A statement from Greenpeace, WWF and Friends of the Earth described the use of CCS in the UK as a "dangerous distraction".
"CCS technology has not yet been proven at scale on an integrated power plant and it may prove not to be technically or economically feasible," the statement reads. "Building "capture ready" stations now would therefore impose unacceptable risks both to the climate and to the taxpayer, who may well be trapped into footing the bill for any future CCS retrofit."
In an exclusive interview with edie last week, Green Party MP Caroline Lucas echoed that sentiment. She said: "I worry about CCS in Europe because I think that essentially it will delay the transition that we need to make to a sustainable energy source.
"With CCS you're still not clear about leakage issues, or even the technology itself, it has still yet to be properly proved. I would prefer to see resources going into tried and tested green energy sources. Let's get them up to commercial speed rather than necessarily hoping that CCS will dig us out of a problem."

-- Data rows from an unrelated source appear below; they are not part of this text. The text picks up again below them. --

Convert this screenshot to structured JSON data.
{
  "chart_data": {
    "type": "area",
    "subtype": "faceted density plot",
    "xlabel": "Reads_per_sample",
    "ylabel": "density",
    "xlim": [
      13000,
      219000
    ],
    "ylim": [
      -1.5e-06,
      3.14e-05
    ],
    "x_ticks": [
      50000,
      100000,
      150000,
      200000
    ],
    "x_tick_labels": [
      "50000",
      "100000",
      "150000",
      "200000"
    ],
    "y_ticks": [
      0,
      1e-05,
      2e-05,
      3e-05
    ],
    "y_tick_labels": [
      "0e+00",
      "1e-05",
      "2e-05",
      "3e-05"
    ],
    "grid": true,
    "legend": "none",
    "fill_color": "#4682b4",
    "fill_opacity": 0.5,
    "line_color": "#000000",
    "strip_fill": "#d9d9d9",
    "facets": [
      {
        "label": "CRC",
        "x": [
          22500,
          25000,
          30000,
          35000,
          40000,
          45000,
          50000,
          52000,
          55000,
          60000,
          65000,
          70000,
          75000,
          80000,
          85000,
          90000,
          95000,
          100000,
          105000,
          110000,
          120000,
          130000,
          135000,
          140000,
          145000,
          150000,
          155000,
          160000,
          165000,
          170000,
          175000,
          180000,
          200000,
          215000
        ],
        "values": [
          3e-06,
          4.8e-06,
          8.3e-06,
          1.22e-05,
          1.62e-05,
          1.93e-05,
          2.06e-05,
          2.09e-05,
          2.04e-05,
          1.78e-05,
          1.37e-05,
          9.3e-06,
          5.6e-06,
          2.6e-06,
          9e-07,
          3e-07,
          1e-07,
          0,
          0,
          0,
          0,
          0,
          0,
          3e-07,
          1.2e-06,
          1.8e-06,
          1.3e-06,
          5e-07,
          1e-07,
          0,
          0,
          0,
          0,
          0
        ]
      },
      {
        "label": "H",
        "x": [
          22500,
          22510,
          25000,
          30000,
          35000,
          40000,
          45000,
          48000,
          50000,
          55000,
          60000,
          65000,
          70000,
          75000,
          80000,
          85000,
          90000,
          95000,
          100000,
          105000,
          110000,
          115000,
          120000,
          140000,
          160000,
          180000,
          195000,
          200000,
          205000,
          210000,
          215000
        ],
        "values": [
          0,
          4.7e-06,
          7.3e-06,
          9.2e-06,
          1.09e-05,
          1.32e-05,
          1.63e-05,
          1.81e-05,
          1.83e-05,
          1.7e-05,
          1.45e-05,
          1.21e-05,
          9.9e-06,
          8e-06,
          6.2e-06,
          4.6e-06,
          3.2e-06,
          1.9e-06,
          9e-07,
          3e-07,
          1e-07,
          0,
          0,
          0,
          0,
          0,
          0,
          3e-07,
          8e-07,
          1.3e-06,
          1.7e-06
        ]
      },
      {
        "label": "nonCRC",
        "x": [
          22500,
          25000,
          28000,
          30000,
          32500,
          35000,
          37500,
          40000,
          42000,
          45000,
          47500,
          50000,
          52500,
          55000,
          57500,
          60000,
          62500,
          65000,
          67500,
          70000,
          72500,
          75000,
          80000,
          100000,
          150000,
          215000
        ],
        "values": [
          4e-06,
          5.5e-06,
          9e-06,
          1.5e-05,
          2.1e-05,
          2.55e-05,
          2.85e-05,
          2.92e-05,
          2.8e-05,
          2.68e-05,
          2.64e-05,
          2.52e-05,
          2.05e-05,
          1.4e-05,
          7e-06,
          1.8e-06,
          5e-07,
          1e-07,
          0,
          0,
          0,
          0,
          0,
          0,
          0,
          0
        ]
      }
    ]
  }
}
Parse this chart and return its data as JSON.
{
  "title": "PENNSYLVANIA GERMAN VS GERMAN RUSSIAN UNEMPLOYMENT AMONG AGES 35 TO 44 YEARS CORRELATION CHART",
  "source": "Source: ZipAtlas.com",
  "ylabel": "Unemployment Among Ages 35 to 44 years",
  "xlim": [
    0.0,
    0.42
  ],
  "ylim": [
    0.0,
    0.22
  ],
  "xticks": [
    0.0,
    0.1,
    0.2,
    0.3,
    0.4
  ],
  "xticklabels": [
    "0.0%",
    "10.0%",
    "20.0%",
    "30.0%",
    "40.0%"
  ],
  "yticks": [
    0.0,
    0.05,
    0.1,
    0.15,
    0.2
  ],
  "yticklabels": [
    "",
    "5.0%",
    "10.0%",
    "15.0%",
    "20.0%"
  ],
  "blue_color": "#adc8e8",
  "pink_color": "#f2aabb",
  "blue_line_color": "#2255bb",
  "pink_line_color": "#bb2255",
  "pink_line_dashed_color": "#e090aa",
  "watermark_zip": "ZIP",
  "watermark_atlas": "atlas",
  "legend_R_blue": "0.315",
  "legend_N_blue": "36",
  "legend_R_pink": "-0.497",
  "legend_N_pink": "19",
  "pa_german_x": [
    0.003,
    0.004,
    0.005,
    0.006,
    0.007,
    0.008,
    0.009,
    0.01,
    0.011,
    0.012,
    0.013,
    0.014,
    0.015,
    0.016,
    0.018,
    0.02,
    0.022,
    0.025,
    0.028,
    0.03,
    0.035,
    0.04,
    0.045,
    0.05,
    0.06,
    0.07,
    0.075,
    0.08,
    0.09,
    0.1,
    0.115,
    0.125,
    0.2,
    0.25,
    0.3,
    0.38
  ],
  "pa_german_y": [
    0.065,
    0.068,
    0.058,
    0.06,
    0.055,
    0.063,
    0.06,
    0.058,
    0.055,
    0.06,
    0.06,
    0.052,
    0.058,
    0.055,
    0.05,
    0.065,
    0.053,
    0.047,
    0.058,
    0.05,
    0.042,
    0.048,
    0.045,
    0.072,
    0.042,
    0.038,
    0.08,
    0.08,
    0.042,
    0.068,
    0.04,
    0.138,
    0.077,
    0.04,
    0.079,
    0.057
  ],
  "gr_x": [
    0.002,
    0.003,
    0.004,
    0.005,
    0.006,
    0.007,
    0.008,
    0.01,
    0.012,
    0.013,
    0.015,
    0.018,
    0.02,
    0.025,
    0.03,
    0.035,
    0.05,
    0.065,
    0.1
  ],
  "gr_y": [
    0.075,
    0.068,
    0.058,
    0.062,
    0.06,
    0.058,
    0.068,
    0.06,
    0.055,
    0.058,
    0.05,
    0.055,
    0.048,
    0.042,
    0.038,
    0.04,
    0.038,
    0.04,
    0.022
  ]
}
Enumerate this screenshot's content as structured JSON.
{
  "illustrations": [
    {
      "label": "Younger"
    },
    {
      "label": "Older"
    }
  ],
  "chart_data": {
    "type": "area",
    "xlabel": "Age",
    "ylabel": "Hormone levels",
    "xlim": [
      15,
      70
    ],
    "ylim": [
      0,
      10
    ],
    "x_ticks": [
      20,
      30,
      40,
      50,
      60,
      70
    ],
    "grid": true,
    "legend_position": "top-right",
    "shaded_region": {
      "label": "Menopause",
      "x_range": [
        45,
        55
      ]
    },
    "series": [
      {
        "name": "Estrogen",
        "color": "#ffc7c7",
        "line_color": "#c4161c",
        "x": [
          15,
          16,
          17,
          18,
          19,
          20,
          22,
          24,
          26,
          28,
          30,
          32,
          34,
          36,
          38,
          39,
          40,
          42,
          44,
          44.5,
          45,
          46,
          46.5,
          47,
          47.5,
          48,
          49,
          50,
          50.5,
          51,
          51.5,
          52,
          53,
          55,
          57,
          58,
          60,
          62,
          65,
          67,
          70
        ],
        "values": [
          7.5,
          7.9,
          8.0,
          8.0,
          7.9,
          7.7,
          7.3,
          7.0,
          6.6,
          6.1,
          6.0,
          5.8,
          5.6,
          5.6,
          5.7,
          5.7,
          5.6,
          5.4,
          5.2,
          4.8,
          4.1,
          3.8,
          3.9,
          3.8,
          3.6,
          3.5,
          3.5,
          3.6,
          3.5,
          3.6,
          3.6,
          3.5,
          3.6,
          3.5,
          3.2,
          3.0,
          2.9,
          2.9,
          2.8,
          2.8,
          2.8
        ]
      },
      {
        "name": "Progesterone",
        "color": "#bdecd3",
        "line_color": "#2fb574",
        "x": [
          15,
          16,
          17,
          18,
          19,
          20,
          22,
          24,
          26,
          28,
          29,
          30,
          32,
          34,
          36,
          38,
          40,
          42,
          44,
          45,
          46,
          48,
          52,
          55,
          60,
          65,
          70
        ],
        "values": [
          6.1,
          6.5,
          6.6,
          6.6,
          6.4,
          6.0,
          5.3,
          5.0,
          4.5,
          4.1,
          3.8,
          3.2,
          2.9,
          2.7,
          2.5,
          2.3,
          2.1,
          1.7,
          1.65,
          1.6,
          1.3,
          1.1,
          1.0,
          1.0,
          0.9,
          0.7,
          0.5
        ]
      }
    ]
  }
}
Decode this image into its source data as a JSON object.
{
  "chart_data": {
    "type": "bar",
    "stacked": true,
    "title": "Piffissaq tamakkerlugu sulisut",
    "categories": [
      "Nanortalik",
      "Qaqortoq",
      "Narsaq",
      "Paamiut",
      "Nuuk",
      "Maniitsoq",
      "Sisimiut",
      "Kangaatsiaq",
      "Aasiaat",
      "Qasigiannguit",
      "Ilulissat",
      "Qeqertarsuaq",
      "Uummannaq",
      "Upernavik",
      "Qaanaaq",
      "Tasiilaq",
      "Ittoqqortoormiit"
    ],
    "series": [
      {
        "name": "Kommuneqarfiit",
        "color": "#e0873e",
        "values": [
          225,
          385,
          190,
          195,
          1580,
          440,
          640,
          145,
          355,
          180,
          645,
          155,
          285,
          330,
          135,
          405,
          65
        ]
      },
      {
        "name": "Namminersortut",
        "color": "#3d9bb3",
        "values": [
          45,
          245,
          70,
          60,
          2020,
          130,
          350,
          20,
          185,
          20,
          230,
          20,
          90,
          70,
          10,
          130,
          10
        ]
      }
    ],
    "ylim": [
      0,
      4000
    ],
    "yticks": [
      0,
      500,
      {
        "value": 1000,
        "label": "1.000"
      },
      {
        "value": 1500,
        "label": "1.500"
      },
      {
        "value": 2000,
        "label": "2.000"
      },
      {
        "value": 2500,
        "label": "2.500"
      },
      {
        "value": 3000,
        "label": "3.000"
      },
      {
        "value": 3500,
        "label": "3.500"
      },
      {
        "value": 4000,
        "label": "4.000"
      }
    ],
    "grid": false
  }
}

Lucas's view is shared by much of the public, of whom less than a quarter support CCS. For comparison, 80% support renewables. Similarly a majority of edie readers agreed that CCS "encourage the use of fossil fuels and delays a switch to truly 'clean' energy".
What else should be considered?
Even imagining that CCS could be successfully scaled, emissions savings may be less than predicted thanks to the carbon embodied in the manufacture of compressors, chemicals required to capture the CO2, and the reinforced steel pipelines needed to transport the CO2 to suitable geological structures.
The CCS technology needs to be powered, meaning CCS-equipped plants could use 24-40% more fuel for the same amount of final energy output. This could increase emissions of other greenhouse gases such as methane.
Finally, there is concern about the availability and accessibility of geological formations to pump millions of tonnes of CO2 into, and the environmental impact of such an activity.